Elle compose des odes musicales et écrits des poèmes d'amour dont quelques fragments sont parvenus jusqu'à nous. Eprise du jeune batelier de Mytilène, Phaon, et désespérée d'un amour sans retour, elle se jeta à la mer du haut du rocher de Leucade.
L'instant de sa mort interpelle les poètes, d'Ovide à Baudelaire mais aussi et surtout les artistes et particulièrement David et ses élèves qui célèbrent dans leurs œuvres le stoïcisme de cette femme qui se donne le droit de vie et de mort et selon les termes de Valérie Bajou " cherche à maîtriser sa vie jusqu'à la mort 1".
Quel sujet pouvait le mieux inspirer Gros qui peignit ce geste calme et déterminé du suicide de Sapho dans son célèbre tableau (Fig. 1) actuellement conservé au musée baron Gérard de Bayeux (huile sur toile, 118 x 95 cm.) et qui trente trois ans plus tard mettra lui-même fin à ses jours en se jetant aussi dans l'infini des flots.

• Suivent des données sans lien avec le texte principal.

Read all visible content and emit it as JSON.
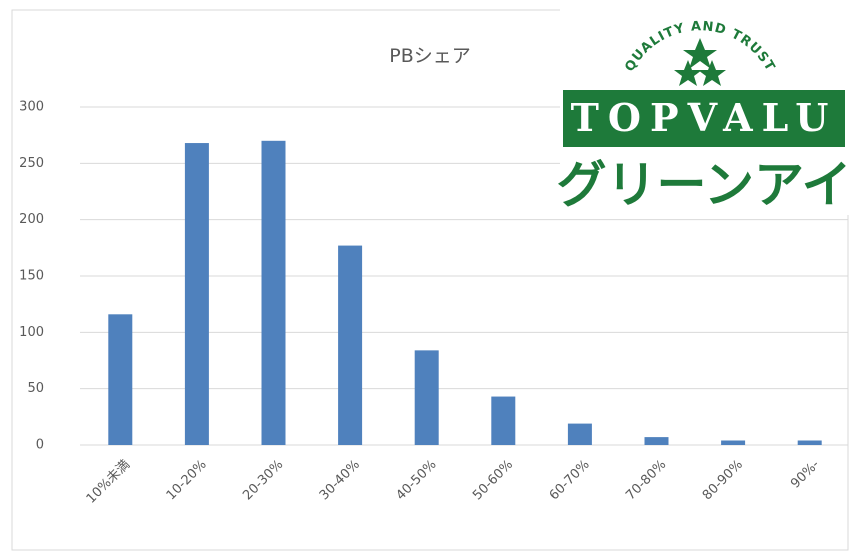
{
  "chart_data": {
    "type": "bar",
    "title": "PBシェア",
    "categories": [
      "10%未満",
      "10-20%",
      "20-30%",
      "30-40%",
      "40-50%",
      "50-60%",
      "60-70%",
      "70-80%",
      "80-90%",
      "90%-"
    ],
    "values": [
      116,
      268,
      270,
      177,
      84,
      43,
      19,
      7,
      4,
      4
    ],
    "color": "#4f81bd",
    "ylim": [
      0,
      300
    ],
    "yticks": [
      0,
      50,
      100,
      150,
      200,
      250,
      300
    ],
    "grid": true
  },
  "logo": {
    "tagline": "QUALITY AND TRUST",
    "brand": "TOPVALU",
    "subbrand": "グリーンアイ"
  }
}
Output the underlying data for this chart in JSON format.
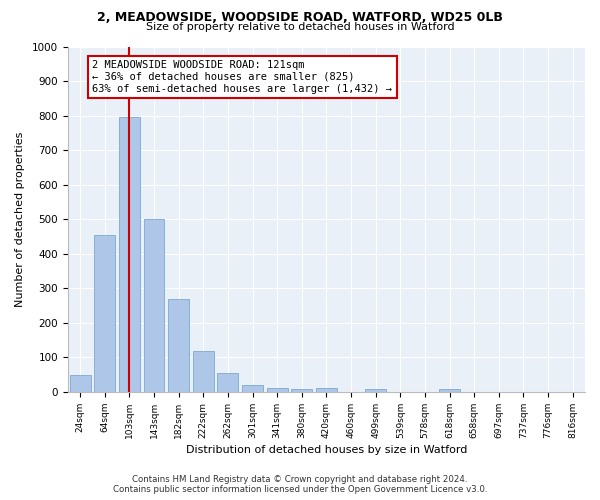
{
  "title1": "2, MEADOWSIDE, WOODSIDE ROAD, WATFORD, WD25 0LB",
  "title2": "Size of property relative to detached houses in Watford",
  "xlabel": "Distribution of detached houses by size in Watford",
  "ylabel": "Number of detached properties",
  "categories": [
    "24sqm",
    "64sqm",
    "103sqm",
    "143sqm",
    "182sqm",
    "222sqm",
    "262sqm",
    "301sqm",
    "341sqm",
    "380sqm",
    "420sqm",
    "460sqm",
    "499sqm",
    "539sqm",
    "578sqm",
    "618sqm",
    "658sqm",
    "697sqm",
    "737sqm",
    "776sqm",
    "816sqm"
  ],
  "values": [
    50,
    455,
    795,
    500,
    270,
    120,
    55,
    20,
    12,
    10,
    12,
    0,
    10,
    0,
    0,
    8,
    0,
    0,
    0,
    0,
    0
  ],
  "bar_color": "#aec6e8",
  "bar_edge_color": "#7aaad0",
  "ref_line_x": 2.0,
  "ref_line_color": "#cc0000",
  "annotation_text": "2 MEADOWSIDE WOODSIDE ROAD: 121sqm\n← 36% of detached houses are smaller (825)\n63% of semi-detached houses are larger (1,432) →",
  "annotation_box_color": "#ffffff",
  "annotation_border_color": "#cc0000",
  "ylim": [
    0,
    1000
  ],
  "yticks": [
    0,
    100,
    200,
    300,
    400,
    500,
    600,
    700,
    800,
    900,
    1000
  ],
  "background_color": "#eaf0f8",
  "footer1": "Contains HM Land Registry data © Crown copyright and database right 2024.",
  "footer2": "Contains public sector information licensed under the Open Government Licence v3.0."
}
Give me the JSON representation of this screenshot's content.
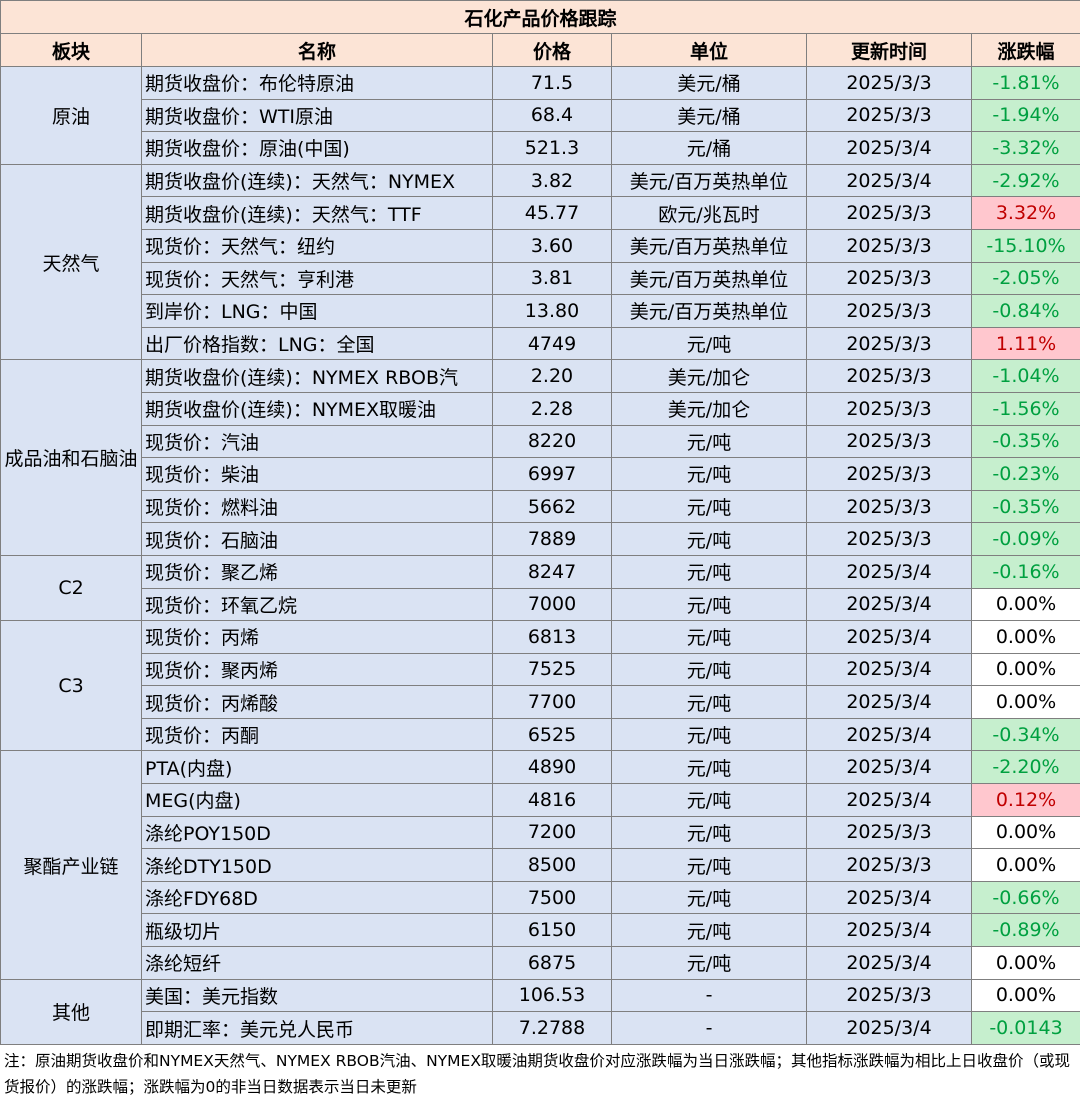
{
  "table": {
    "title": "石化产品价格跟踪",
    "headers": [
      "板块",
      "名称",
      "价格",
      "单位",
      "更新时间",
      "涨跌幅"
    ],
    "groups": [
      {
        "name": "原油",
        "rows": [
          [
            "期货收盘价：布伦特原油",
            "71.5",
            "美元/桶",
            "2025/3/3",
            "-1.81%"
          ],
          [
            "期货收盘价：WTI原油",
            "68.4",
            "美元/桶",
            "2025/3/3",
            "-1.94%"
          ],
          [
            "期货收盘价：原油(中国)",
            "521.3",
            "元/桶",
            "2025/3/4",
            "-3.32%"
          ]
        ]
      },
      {
        "name": "天然气",
        "rows": [
          [
            "期货收盘价(连续)：天然气：NYMEX",
            "3.82",
            "美元/百万英热单位",
            "2025/3/4",
            "-2.92%"
          ],
          [
            "期货收盘价(连续)：天然气：TTF",
            "45.77",
            "欧元/兆瓦时",
            "2025/3/3",
            "3.32%"
          ],
          [
            "现货价：天然气：纽约",
            "3.60",
            "美元/百万英热单位",
            "2025/3/3",
            "-15.10%"
          ],
          [
            "现货价：天然气：亨利港",
            "3.81",
            "美元/百万英热单位",
            "2025/3/3",
            "-2.05%"
          ],
          [
            "到岸价：LNG：中国",
            "13.80",
            "美元/百万英热单位",
            "2025/3/3",
            "-0.84%"
          ],
          [
            "出厂价格指数：LNG：全国",
            "4749",
            "元/吨",
            "2025/3/3",
            "1.11%"
          ]
        ]
      },
      {
        "name": "成品油和石脑油",
        "rows": [
          [
            "期货收盘价(连续)：NYMEX RBOB汽",
            "2.20",
            "美元/加仑",
            "2025/3/3",
            "-1.04%"
          ],
          [
            "期货收盘价(连续)：NYMEX取暖油",
            "2.28",
            "美元/加仑",
            "2025/3/3",
            "-1.56%"
          ],
          [
            "现货价：汽油",
            "8220",
            "元/吨",
            "2025/3/3",
            "-0.35%"
          ],
          [
            "现货价：柴油",
            "6997",
            "元/吨",
            "2025/3/3",
            "-0.23%"
          ],
          [
            "现货价：燃料油",
            "5662",
            "元/吨",
            "2025/3/3",
            "-0.35%"
          ],
          [
            "现货价：石脑油",
            "7889",
            "元/吨",
            "2025/3/3",
            "-0.09%"
          ]
        ]
      },
      {
        "name": "C2",
        "rows": [
          [
            "现货价：聚乙烯",
            "8247",
            "元/吨",
            "2025/3/4",
            "-0.16%"
          ],
          [
            "现货价：环氧乙烷",
            "7000",
            "元/吨",
            "2025/3/4",
            "0.00%"
          ]
        ]
      },
      {
        "name": "C3",
        "rows": [
          [
            "现货价：丙烯",
            "6813",
            "元/吨",
            "2025/3/4",
            "0.00%"
          ],
          [
            "现货价：聚丙烯",
            "7525",
            "元/吨",
            "2025/3/4",
            "0.00%"
          ],
          [
            "现货价：丙烯酸",
            "7700",
            "元/吨",
            "2025/3/4",
            "0.00%"
          ],
          [
            "现货价：丙酮",
            "6525",
            "元/吨",
            "2025/3/4",
            "-0.34%"
          ]
        ]
      },
      {
        "name": "聚酯产业链",
        "rows": [
          [
            "PTA(内盘)",
            "4890",
            "元/吨",
            "2025/3/4",
            "-2.20%"
          ],
          [
            "MEG(内盘)",
            "4816",
            "元/吨",
            "2025/3/4",
            "0.12%"
          ],
          [
            "涤纶POY150D",
            "7200",
            "元/吨",
            "2025/3/3",
            "0.00%"
          ],
          [
            "涤纶DTY150D",
            "8500",
            "元/吨",
            "2025/3/3",
            "0.00%"
          ],
          [
            "涤纶FDY68D",
            "7500",
            "元/吨",
            "2025/3/4",
            "-0.66%"
          ],
          [
            "瓶级切片",
            "6150",
            "元/吨",
            "2025/3/4",
            "-0.89%"
          ],
          [
            "涤纶短纤",
            "6875",
            "元/吨",
            "2025/3/4",
            "0.00%"
          ]
        ]
      },
      {
        "name": "其他",
        "rows": [
          [
            "美国：美元指数",
            "106.53",
            "-",
            "2025/3/3",
            "0.00%"
          ],
          [
            "即期汇率：美元兑人民币",
            "7.2788",
            "-",
            "2025/3/4",
            "-0.0143"
          ]
        ]
      }
    ],
    "note": "注：原油期货收盘价和NYMEX天然气、NYMEX RBOB汽油、NYMEX取暖油期货收盘价对应涨跌幅为当日涨跌幅；其他指标涨跌幅为相比上日收盘价（或现货报价）的涨跌幅；涨跌幅为0的非当日数据表示当日未更新"
  }
}
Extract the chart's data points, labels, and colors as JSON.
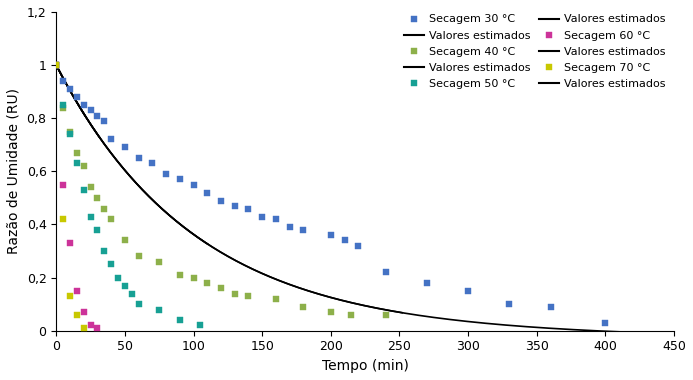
{
  "xlabel": "Tempo (min)",
  "ylabel": "Razão de Umidade (RU)",
  "xlim": [
    0,
    450
  ],
  "ylim": [
    0,
    1.2
  ],
  "xticks": [
    0,
    50,
    100,
    150,
    200,
    250,
    300,
    350,
    400,
    450
  ],
  "ytick_labels": [
    "0",
    "0,2",
    "0,4",
    "0,6",
    "0,8",
    "1",
    "1,2"
  ],
  "ytick_vals": [
    0.0,
    0.2,
    0.4,
    0.6,
    0.8,
    1.0,
    1.2
  ],
  "colors": {
    "30": "#4472C4",
    "40": "#8DB04A",
    "50": "#17A094",
    "60": "#CC3399",
    "70": "#C8C800"
  },
  "data_30_t": [
    0,
    5,
    10,
    15,
    20,
    25,
    30,
    35,
    40,
    50,
    60,
    70,
    80,
    90,
    100,
    110,
    120,
    130,
    140,
    150,
    160,
    170,
    180,
    200,
    210,
    220,
    240,
    270,
    300,
    330,
    360,
    400
  ],
  "data_30_RU": [
    1.0,
    0.94,
    0.91,
    0.88,
    0.85,
    0.83,
    0.81,
    0.79,
    0.72,
    0.69,
    0.65,
    0.63,
    0.59,
    0.57,
    0.55,
    0.52,
    0.49,
    0.47,
    0.46,
    0.43,
    0.42,
    0.39,
    0.38,
    0.36,
    0.34,
    0.32,
    0.22,
    0.18,
    0.15,
    0.1,
    0.09,
    0.03
  ],
  "data_40_t": [
    0,
    5,
    10,
    15,
    20,
    25,
    30,
    35,
    40,
    50,
    60,
    75,
    90,
    100,
    110,
    120,
    130,
    140,
    160,
    180,
    200,
    215,
    240
  ],
  "data_40_RU": [
    1.0,
    0.84,
    0.75,
    0.67,
    0.62,
    0.54,
    0.5,
    0.46,
    0.42,
    0.34,
    0.28,
    0.26,
    0.21,
    0.2,
    0.18,
    0.16,
    0.14,
    0.13,
    0.12,
    0.09,
    0.07,
    0.06,
    0.06
  ],
  "data_50_t": [
    0,
    5,
    10,
    15,
    20,
    25,
    30,
    35,
    40,
    45,
    50,
    55,
    60,
    75,
    90,
    105
  ],
  "data_50_RU": [
    1.0,
    0.85,
    0.74,
    0.63,
    0.53,
    0.43,
    0.38,
    0.3,
    0.25,
    0.2,
    0.17,
    0.14,
    0.1,
    0.08,
    0.04,
    0.02
  ],
  "data_60_t": [
    0,
    5,
    10,
    15,
    20,
    25,
    30
  ],
  "data_60_RU": [
    1.0,
    0.55,
    0.33,
    0.15,
    0.07,
    0.02,
    0.01
  ],
  "data_70_t": [
    0,
    5,
    10,
    15,
    20
  ],
  "data_70_RU": [
    1.0,
    0.42,
    0.13,
    0.06,
    0.01
  ],
  "legend_labels": [
    "Secagem 30 °C",
    "Secagem 40 °C",
    "Secagem 50 °C",
    "Secagem 60 °C",
    "Secagem 70 °C"
  ],
  "legend_line_label": "Valores estimados",
  "marker": "s",
  "markersize": 5,
  "fontsize_ticks": 9,
  "fontsize_axis": 10,
  "fontsize_legend": 8
}
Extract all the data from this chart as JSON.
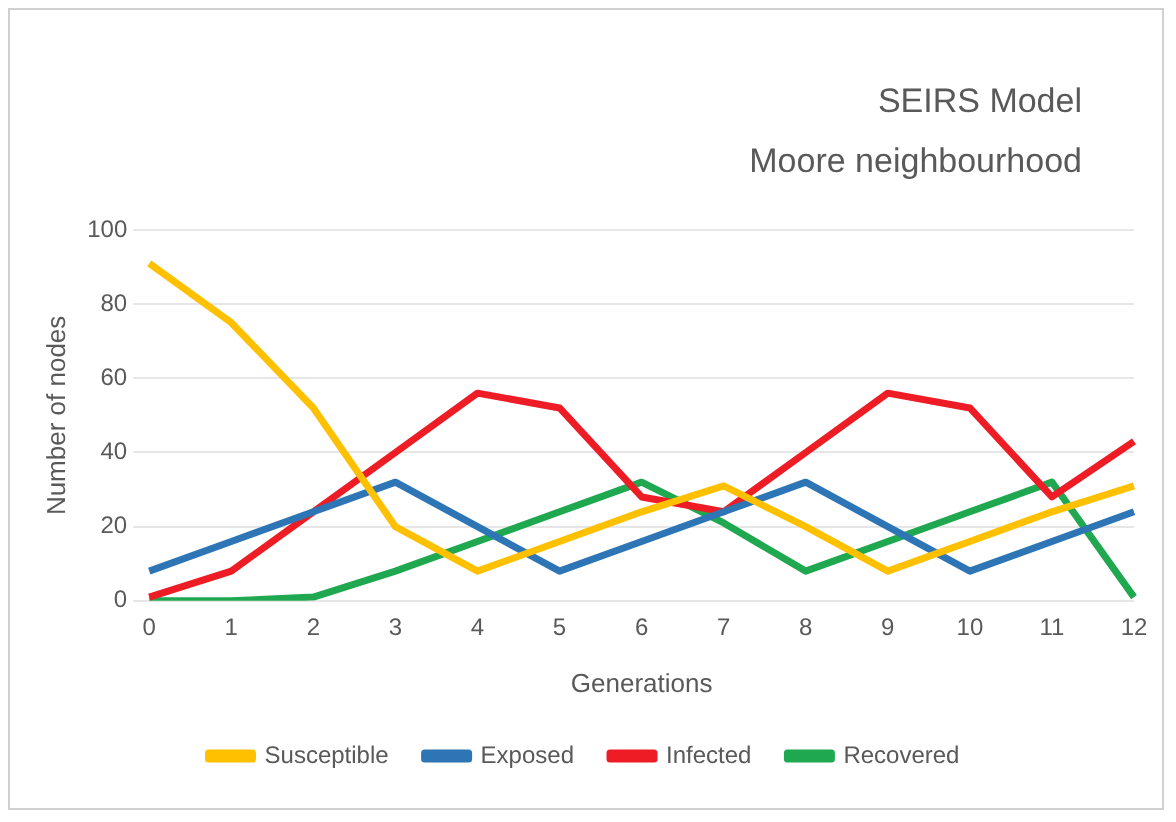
{
  "chart_data": {
    "type": "line",
    "title": "SEIRS Model",
    "subtitle": "Moore neighbourhood",
    "xlabel": "Generations",
    "ylabel": "Number of nodes",
    "categories": [
      "0",
      "1",
      "2",
      "3",
      "4",
      "5",
      "6",
      "7",
      "8",
      "9",
      "10",
      "11",
      "12"
    ],
    "series": [
      {
        "name": "Susceptible",
        "color": "#ffc000",
        "values": [
          91,
          75,
          52,
          20,
          8,
          16,
          24,
          31,
          20,
          8,
          16,
          24,
          31
        ]
      },
      {
        "name": "Exposed",
        "color": "#2e75b6",
        "values": [
          8,
          16,
          24,
          32,
          20,
          8,
          16,
          24,
          32,
          20,
          8,
          16,
          24
        ]
      },
      {
        "name": "Infected",
        "color": "#ee1c25",
        "values": [
          1,
          8,
          24,
          40,
          56,
          52,
          28,
          24,
          40,
          56,
          52,
          28,
          43
        ]
      },
      {
        "name": "Recovered",
        "color": "#1fa84f",
        "values": [
          0,
          0,
          1,
          8,
          16,
          24,
          32,
          21,
          8,
          16,
          24,
          32,
          1
        ]
      }
    ],
    "ylim": [
      0,
      100
    ],
    "yticks": [
      0,
      20,
      40,
      60,
      80,
      100
    ],
    "grid": "y",
    "legend": "bottom",
    "marker": "none",
    "line_style": "solid"
  }
}
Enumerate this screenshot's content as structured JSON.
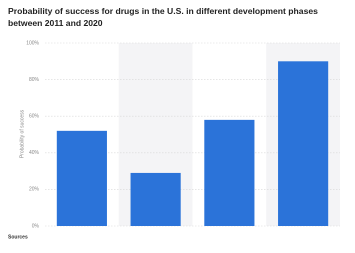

Exposé au Salon de 1801, ce tableau attira particulièrement l'attention et la fatale acceptation du passage d'un monde connu à un monde inconnu est à l'origine de cette appréciation novatrice de la part d'un critique : " Il y a plus de poésie que de vérité dans ce tableau. La scène est romantique, la couleur idéale 2. "
Notre tableau est ainsi décrit dans le catalogue de la récente exposition de Montargis : " Vue de profil, un bras tendu vers le ciel, le regard levé, Sapho se donne au ciel et transcende son émotion amoureuse en une ultime victoire, celle de son mythe, qu'elle manifeste en reproduisant l'élan du 'Mercure' de Giambologna. Jamais elle n'a été aussi vivante 3. "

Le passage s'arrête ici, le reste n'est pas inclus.